Como puderam as coisas chegar a tais níveis de arbítrio e dominação ideológica? A resposta só poderá ser encontrada nos baixos níveis de consciência social que sempre foram a marca registrada de nossa cultura, desde os tempos do Brasil Colônia. Pois o Estado sempre foi o pai de todos, o detentor de todas as prerrogativas, nesse torrão imenso de nossa tropicalidade.

É fato corriqueiro ouvir-se queixas da classe política com relação às críticas dos meios de comunicação em geral, sempre a denunciar suas falhas ou seus comportamentos indignos, por motivos inconfessáveis e que geralmente comprometem a honorabilidade dos assuntos públicos. Pois a sociedade deve se sentir agradecida por ainda poder contar com uma imprensa livre e que exerce as funções que deveriam ser de todos os cidadãos, ou seja, um acompanhamento rigoroso quanto ao desempenho dos candidatos que elegemos.

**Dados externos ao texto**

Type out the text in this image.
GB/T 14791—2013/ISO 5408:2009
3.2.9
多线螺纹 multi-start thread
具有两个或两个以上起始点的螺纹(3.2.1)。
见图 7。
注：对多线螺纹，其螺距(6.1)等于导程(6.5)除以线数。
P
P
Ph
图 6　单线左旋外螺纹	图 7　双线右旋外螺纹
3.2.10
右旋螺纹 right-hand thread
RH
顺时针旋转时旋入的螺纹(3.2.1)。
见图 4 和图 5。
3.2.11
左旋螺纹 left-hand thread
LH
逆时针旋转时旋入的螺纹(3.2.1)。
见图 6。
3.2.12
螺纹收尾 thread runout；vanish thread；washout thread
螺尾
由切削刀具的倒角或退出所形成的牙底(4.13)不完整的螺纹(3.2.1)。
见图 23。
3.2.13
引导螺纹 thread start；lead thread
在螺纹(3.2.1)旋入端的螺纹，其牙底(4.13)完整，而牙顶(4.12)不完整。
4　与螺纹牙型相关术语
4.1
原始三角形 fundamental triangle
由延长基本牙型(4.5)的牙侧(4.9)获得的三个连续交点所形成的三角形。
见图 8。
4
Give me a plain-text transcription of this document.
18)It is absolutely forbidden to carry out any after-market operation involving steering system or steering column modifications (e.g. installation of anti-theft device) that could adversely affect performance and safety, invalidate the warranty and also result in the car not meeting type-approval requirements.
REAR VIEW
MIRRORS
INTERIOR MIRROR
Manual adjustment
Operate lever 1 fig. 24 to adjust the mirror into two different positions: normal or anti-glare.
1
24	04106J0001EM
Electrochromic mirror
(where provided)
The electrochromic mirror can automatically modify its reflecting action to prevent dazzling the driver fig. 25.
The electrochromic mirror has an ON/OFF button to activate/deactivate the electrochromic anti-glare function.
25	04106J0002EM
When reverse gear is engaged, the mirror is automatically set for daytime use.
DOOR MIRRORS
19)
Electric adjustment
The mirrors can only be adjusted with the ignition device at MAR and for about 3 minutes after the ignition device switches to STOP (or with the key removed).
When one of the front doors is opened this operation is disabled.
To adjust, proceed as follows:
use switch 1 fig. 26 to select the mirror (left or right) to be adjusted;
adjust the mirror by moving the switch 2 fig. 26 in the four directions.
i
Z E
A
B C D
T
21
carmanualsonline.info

Ainda agora, diante de uma nova legislatura, eis que deputados e senadores apresentam-se empenhados em patrocinar uma nova reforma política, urgentemente aguardada como necessária para modificar distorções graves no processo de escolha de nossos representantes. Pois bem. O mínimo que se poderia esperar seria a proposição de temas fundamentais que pudessem alterar nossos processos eleitorais submissos à estrutura dos partidos, sem escolhas prévias.

Ao contrário, o conteúdo das propostas já aprovadas nas diversas comissões legislativas podem nos conduzir a novas decepções, pela recusa contumaz em não discutir temas essenciais, como o voto voluntário, as candidaturas autônomas, o voto distrital, o fim da possibilidade de senadores e deputados serem eleitos na carona de outros muito bem votados (caso Tiririca), ou sem um único voto, como ocorreu agora com o suplente da senadora Gleisi Hoffmann.

A querela jurídica referente à vigência da lei de iniciativa popular, conhecida com Ficha Limpa, que impede a efetivação de candidatos e eleitos com problemas de corrupção e processos criminais, apesar das dificuldades referentes à sua efetivação, nos dá uma amostra de como é importante a mobilização popular quando se trata de propor alterações no processo político. A mobilização mostra a contrariedade dos próprios votantes.

Pois é disso que o Brasil precisa. Acabamos de ver um novo suplente de senador assumir o cargo sem ter se apresentado como candidato para receber votos – e investigado pela nomeação da própria mãe como funcionária pública. É esse realmente um caso que deveria envergonhar a classe política e que contribui, como mais um caso lamentável, para o aparecimento de personagens políticos sem um mínimo de respaldo popular, sem o mínimo de qualificações que pudessem dignificar nosso parlamento.

O aperfeiçoamento de nossas vivências democráticas só tem um único caminho a perseguir: a melhoria acentuada dos níveis de nossa massa crítica coletiva, uma consciência de cidadania que não esteja baseada apenas na indiferença ou nos interesses egoístas, mas sinta que as atividades políticas deverão ser exercidas por pessoas escolhidas em função de suas qualidades e bons exemplos.

Antonio Celso Mendes, mestre e doutor em Direito, é professor da PUCPR e pertence à Academia Brasileira de Ciências Morais e Políticas, com sede no Rio de Janeiro.